Scènes

Dans l’interview qu’elle avait accordée à La Libre en mai dernier pour présenter son premier stand-up, Délicate, Florence Mendez avait confié exécrer la connerie humaine. Et le moins que l’on puisse écrire, c’est qu’elle fait clairement passer le message dans son spectacle…

Vendredi soir, la jeune humoriste de 32 ans était sur la scène du Kings of Comedy Club. Elle revenait tout droit du Festival d’Avignon, invitée la veille à livrer une prestation unique devant, notamment, des producteurs français.
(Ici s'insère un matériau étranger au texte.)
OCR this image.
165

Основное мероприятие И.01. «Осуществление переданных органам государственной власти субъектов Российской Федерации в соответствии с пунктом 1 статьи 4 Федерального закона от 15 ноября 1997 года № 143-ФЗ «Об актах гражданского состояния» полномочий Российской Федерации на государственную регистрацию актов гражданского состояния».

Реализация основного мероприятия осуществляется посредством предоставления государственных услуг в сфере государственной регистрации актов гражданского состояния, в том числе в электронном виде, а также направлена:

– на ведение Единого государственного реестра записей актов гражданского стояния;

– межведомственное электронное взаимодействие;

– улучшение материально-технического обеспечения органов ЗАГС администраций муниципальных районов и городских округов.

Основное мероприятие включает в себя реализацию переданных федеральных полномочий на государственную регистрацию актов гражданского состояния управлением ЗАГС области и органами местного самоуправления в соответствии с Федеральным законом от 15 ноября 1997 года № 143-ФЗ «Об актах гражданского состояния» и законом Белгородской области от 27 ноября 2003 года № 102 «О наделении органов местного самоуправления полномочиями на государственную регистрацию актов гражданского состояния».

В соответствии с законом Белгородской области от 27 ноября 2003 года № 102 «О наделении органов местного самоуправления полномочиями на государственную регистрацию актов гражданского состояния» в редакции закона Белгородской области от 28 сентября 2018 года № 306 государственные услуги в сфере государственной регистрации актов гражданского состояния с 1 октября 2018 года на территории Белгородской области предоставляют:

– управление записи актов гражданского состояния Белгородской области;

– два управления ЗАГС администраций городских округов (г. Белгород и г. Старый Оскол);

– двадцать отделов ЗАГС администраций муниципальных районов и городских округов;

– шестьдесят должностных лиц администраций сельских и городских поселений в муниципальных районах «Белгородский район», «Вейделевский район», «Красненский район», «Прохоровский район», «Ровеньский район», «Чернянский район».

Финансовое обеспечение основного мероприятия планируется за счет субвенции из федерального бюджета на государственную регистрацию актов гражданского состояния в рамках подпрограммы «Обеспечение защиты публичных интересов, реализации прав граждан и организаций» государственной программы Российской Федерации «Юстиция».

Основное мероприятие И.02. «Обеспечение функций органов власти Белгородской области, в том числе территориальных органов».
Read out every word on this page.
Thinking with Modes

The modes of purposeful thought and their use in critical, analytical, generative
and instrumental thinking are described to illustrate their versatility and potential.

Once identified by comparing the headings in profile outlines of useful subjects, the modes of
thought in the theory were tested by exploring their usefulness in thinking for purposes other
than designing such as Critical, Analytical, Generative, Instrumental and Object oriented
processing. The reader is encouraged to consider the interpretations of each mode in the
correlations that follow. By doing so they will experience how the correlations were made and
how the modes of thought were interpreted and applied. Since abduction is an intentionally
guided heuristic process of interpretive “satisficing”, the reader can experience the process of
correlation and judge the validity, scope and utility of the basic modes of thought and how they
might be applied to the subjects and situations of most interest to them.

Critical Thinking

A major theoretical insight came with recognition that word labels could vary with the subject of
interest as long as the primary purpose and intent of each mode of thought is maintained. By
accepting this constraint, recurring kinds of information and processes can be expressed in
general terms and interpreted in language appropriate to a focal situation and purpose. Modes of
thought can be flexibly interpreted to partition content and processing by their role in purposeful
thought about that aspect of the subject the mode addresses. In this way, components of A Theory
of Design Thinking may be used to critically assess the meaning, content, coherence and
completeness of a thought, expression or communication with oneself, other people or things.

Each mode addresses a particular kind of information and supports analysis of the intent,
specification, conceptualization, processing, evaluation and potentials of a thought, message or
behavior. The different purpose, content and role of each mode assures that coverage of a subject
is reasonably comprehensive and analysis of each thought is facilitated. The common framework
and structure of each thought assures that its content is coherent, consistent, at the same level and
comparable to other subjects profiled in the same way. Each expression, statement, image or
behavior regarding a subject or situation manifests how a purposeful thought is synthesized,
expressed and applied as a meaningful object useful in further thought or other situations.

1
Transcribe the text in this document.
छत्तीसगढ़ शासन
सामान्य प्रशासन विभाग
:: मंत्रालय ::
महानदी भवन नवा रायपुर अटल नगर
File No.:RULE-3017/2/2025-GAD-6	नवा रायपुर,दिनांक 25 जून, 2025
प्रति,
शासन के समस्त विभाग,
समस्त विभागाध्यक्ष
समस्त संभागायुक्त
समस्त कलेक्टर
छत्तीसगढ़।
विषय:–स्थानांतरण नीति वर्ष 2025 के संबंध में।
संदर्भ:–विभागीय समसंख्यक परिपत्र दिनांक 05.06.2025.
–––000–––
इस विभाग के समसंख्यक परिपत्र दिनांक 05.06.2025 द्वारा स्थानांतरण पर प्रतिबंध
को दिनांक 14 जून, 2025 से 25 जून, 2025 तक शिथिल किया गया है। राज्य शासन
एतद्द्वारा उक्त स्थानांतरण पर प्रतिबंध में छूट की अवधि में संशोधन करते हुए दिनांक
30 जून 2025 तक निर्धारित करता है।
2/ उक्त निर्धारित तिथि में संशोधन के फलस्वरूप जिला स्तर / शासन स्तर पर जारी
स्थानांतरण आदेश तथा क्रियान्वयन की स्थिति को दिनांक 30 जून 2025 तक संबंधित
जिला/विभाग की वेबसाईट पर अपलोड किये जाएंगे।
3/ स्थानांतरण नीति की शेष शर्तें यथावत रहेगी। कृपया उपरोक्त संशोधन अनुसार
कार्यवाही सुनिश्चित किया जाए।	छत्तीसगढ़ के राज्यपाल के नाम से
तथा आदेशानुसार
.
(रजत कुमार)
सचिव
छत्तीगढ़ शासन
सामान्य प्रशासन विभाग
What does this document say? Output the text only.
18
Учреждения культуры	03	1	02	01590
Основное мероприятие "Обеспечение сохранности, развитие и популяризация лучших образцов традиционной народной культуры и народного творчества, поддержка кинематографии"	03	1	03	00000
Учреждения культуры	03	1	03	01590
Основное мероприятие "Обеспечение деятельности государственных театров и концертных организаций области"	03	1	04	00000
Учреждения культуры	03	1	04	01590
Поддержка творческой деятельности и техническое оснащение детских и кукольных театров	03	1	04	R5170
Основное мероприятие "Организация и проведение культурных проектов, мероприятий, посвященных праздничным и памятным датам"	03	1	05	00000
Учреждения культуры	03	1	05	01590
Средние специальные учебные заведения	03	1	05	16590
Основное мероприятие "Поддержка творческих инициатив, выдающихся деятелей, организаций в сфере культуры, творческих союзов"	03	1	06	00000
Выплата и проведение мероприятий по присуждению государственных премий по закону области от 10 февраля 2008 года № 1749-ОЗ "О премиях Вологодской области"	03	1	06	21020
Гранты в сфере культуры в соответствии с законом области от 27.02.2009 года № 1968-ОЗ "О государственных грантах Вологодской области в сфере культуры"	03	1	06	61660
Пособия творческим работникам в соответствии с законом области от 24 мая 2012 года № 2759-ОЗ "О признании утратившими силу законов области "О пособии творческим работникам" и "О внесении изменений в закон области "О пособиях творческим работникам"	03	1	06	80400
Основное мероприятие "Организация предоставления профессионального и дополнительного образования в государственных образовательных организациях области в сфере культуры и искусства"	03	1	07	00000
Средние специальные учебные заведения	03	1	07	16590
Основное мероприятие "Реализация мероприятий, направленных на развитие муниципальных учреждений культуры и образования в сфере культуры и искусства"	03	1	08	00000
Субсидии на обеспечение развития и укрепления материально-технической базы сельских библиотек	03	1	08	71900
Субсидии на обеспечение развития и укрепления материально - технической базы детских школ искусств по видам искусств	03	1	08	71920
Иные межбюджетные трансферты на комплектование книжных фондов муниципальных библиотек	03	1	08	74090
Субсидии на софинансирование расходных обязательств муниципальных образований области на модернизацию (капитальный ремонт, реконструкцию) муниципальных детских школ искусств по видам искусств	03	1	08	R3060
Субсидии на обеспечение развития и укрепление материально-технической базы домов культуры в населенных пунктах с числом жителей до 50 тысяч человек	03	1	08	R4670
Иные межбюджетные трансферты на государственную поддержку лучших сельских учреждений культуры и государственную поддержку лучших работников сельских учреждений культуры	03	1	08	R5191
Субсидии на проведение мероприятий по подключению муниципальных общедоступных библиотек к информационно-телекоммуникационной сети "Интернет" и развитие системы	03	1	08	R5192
Lesquels ont été séduits et lui ont proposé de jouer Délicate à Paris à la rentrée.

Une heureuse nouvelle que Florence Mendez partage d’emblée avec son public. “Il y a des Français dans la salle ?”, interroge-t-elle. Quelques spectateurs enthousiastes lèvent le bras. “Faut pas le crier, Monsieur”, rétorque-t-elle. Éclat de rire général. Le ton est donné : on va (sou)rire en grinçant des dents.

Confidences

Pour son premier spectacle, la protégée de l’humoriste belgo-canadien Dan Gagnon joue la carte de la confidence sur son parcours personnel. À l’origine professeur de néerlandais et d’anglais en 1e, 2e et 3e secondaires, elle a eu des élèves “de 12 à 22 ans”… Et si elle a quitté son métier de prof pour embrasser la carrière d’humoriste, Florence Mendez reconnaît bien volontiers qu’il y a “plein de points positifs” : “c’est là où j’ai rencontré mon mec, dans ma classe”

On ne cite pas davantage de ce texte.